I have a redis cluster with only 3 masters(no slave), data is sharded into slots which are distributed among those masters. Is below interleaving possible:
- add a new slave to a single master
- before the master starts migrating data to its slave or before the data migration finishes, the master crashes.
- the crash is noticed by other remaining masters, they flagged that master as FAIL
- the (almost empty) slave starts an election and since it's the only slave, it's successfully elected
- the old master recovers and it's attached as a slave to the new master
If the following conditions are met, a slave starts an election (quoted from the cluster spec): 1. The slave's master is in FAIL state. 2. The master was serving a non-zero number of slots. 3. The slave replication link was disconnected from the master for no longer than a given amount of time, in order to ensure the promoted slave's data is reasonably fresh. This time is user configurable.
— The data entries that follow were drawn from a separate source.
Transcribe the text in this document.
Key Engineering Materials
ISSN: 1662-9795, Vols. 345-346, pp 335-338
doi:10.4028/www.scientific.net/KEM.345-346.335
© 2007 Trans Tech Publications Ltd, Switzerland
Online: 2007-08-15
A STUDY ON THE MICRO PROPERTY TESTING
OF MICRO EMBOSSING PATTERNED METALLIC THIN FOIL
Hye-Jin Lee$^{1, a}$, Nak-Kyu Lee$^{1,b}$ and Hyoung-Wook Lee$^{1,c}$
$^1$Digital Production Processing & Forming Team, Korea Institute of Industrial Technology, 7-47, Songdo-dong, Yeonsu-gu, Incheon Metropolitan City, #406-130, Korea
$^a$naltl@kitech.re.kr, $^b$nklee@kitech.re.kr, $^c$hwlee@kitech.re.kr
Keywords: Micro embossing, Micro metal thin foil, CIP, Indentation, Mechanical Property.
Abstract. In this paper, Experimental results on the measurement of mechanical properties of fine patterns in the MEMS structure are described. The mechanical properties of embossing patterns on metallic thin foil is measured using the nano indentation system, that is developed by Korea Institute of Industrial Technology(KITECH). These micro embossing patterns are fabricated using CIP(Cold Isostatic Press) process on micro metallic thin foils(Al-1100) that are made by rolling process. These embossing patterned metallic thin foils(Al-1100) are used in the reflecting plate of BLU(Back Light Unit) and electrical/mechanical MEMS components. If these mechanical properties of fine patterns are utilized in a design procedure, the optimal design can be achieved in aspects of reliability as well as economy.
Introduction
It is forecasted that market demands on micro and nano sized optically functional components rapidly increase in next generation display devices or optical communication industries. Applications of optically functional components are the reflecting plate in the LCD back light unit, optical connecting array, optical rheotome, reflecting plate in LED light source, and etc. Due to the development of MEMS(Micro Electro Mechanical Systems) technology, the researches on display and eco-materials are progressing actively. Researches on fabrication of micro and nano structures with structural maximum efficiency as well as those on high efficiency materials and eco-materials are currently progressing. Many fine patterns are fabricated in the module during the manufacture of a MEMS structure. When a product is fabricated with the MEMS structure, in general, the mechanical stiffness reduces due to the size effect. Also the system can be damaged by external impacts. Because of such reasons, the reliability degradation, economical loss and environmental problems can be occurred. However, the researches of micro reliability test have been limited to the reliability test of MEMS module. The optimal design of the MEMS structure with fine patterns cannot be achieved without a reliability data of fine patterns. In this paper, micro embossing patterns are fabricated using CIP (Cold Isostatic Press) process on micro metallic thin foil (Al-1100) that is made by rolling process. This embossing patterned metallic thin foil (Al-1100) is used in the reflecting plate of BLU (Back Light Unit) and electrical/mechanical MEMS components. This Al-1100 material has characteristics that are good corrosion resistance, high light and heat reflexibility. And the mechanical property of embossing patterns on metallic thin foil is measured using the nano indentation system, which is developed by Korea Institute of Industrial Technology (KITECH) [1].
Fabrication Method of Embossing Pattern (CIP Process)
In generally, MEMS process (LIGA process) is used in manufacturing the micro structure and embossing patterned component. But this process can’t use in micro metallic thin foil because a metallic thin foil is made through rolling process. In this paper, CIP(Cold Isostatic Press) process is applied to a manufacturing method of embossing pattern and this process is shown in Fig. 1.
If the following conditions are met, a master grants vote (quoted from the cluster spec): 1. A master only votes a single time for a given epoch, and refuses to vote for older epochs: every master has a lastVoteEpoch field and will refuse to vote again as long as the currentEpoch in the auth request packet is not greater than the lastVoteEpoch. When a master replies positively to a vote request, the lastVoteEpoch is updated accordingly, and safely stored on disk. 2. A master votes for a slave only if the slave's master is flagged as FAIL. 3. Auth requests with a currentEpoch that is less than the master currentEpoch are ignored. Because of this the master reply will always have the same currentEpoch as the auth request. If the same slave asks again to be voted, incrementing the currentEpoch, it is guaranteed that an old delayed reply from the master can not be accepted for the new vote.
Also quoted from the cluster spec:
Masters make no effort to select the best slave in any way.
It looks like a (almost empty or totally empty) slave could be elected. Correct me if I'm wrong.
Comment From: antirez
Hi @yyklll ,
this is no longer true:
Masters make no effort to select the best slave in any way.
This is what happens: among the available slaves, the best is picked with a best effort algorithm.
However the scenario you describe is also unlikely to happen for another reason. Check the cluster-replica-validity-factor configuration option. If the replica never synchronized with the master, its "data age" should be zero, so it should not try to be elected at all.
Comment From: yyklll
Thank you. I will take a look at the option.